Solution for Unemployment
The unemployment DataFrame has 181 rows and 3 columns. As with Tesla, we have monthly data from 2004 onwards, organised in rows. Interestingly here, the largest value in the search column is 100.
Solution for Bitcoin
With the Bitcoin data we see that we have two different .csv files. One of them has the day-by-day closing price and the trade volume of Bitcoin across 2204 rows. The other has the monthly search volume from Google Trends.
We can see from our DataFrames that Google's search interest ranges between 0 and 100. But what does that mean? Google defines the values of search interest as:
Numbers represent search interest relative to the highest point on the chart for the given region and time. A value of 100 is the peak popularity for the term. A value of 50 means that the term is half as popular. A score of 0 means there was not enough data for this term.
Basically, the actual search volume of a term is not publicly available. Google only offers a scaled number. Each data point is divided by the total searches of the geography and time range it represents to compare relative popularity.
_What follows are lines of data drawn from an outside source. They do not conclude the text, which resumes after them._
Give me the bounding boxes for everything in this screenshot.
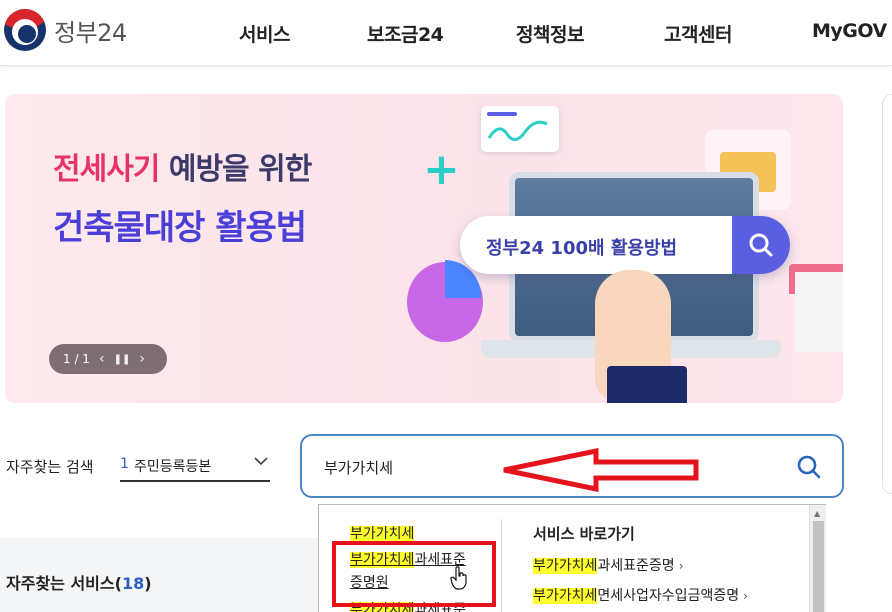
nav-services[interactable]: 서비스: [239, 20, 290, 47]
red-annotation-box: [332, 541, 496, 607]
pause-icon[interactable]: ❚❚: [114, 354, 131, 365]
red-annotation-arrow: [503, 448, 699, 492]
frequent-services-title: 자주찾는 서비스(18): [6, 574, 152, 593]
shortcut-item[interactable]: 부가가치세과세표준증명 ›: [533, 555, 684, 575]
side-panel-edge: [882, 94, 892, 494]
plus-icon: +: [423, 144, 460, 195]
dropdown-scrollbar[interactable]: ▲: [809, 505, 826, 612]
nav-mygov[interactable]: MyGOV: [812, 20, 887, 42]
nav-subsidy24[interactable]: 보조금24: [367, 20, 444, 47]
site-header: 정부24 서비스 보조금24 정책정보 고객센터 MyGOV: [0, 0, 892, 66]
nav-customer-center[interactable]: 고객센터: [664, 20, 732, 47]
main-banner[interactable]: 전세사기 예방을 위한 건축물대장 활용법 + 정부24 100배 활용방법 1…: [5, 94, 843, 403]
shortcut-item[interactable]: 부가가치세면세사업자수입금액증명 ›: [533, 585, 748, 605]
house-illustration: [795, 272, 843, 352]
chevron-right-icon: ›: [678, 559, 684, 573]
banner-pager: 1 / 1 ‹ ❚❚ ›: [49, 344, 167, 374]
banner-headline-1: 전세사기 예방을 위한: [53, 152, 312, 187]
search-icon[interactable]: [794, 452, 824, 482]
frequent-search-number: 1: [120, 456, 129, 472]
shortcut-title: 서비스 바로가기: [533, 525, 635, 543]
banner-search-pill: 정부24 100배 활용방법: [460, 216, 790, 274]
frequent-search-value: 주민등록등본: [134, 459, 212, 475]
banner-headline-2: 건축물대장 활용법: [53, 208, 307, 248]
chevron-right-icon: ›: [743, 589, 748, 603]
next-icon[interactable]: ›: [139, 351, 145, 367]
nav-policy-info[interactable]: 정책정보: [516, 20, 584, 47]
line-chart-card-illustration: [481, 106, 559, 152]
dropdown-divider: [501, 519, 502, 612]
sleeve-illustration: [607, 366, 687, 403]
suggestion-item[interactable]: 부가가치세: [350, 523, 415, 543]
site-logo[interactable]: 정부24: [4, 9, 127, 51]
scroll-thumb[interactable]: [813, 521, 824, 612]
government-emblem-icon: [4, 9, 46, 51]
prev-icon[interactable]: ‹: [99, 351, 105, 367]
chevron-down-icon: [254, 457, 268, 466]
scroll-up-icon[interactable]: ▲: [814, 509, 820, 518]
pager-count: 1 / 1: [63, 352, 90, 366]
search-input[interactable]: 부가가치세: [324, 457, 393, 478]
logo-text: 정부24: [54, 18, 127, 47]
frequent-search-select[interactable]: 1 주민등록등본: [120, 446, 270, 482]
frequent-search-label: 자주찾는 검색: [6, 458, 94, 476]
banner-search-icon: [732, 216, 790, 274]
hand-cursor-icon: [450, 566, 467, 590]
For each word in your search, Google finds how much search volume in each region and time period your term had relative to all the searches in that region and time period. It then combines all of these measures into a single measure of popularity, and then it scales the values across your topics, so the largest measure is set to 100. In short: Google Trends doesnt exactly tell you how many searches occurred for your topic, but it does give you a nice proxy.
Here are the Google Trends Search Parameters that I used to generate the .csv data:
"Tesla", Worldwide, Web Search
"Bitcoin", Worldwide, News Search
"Unemployment Benefits", United States, Web Search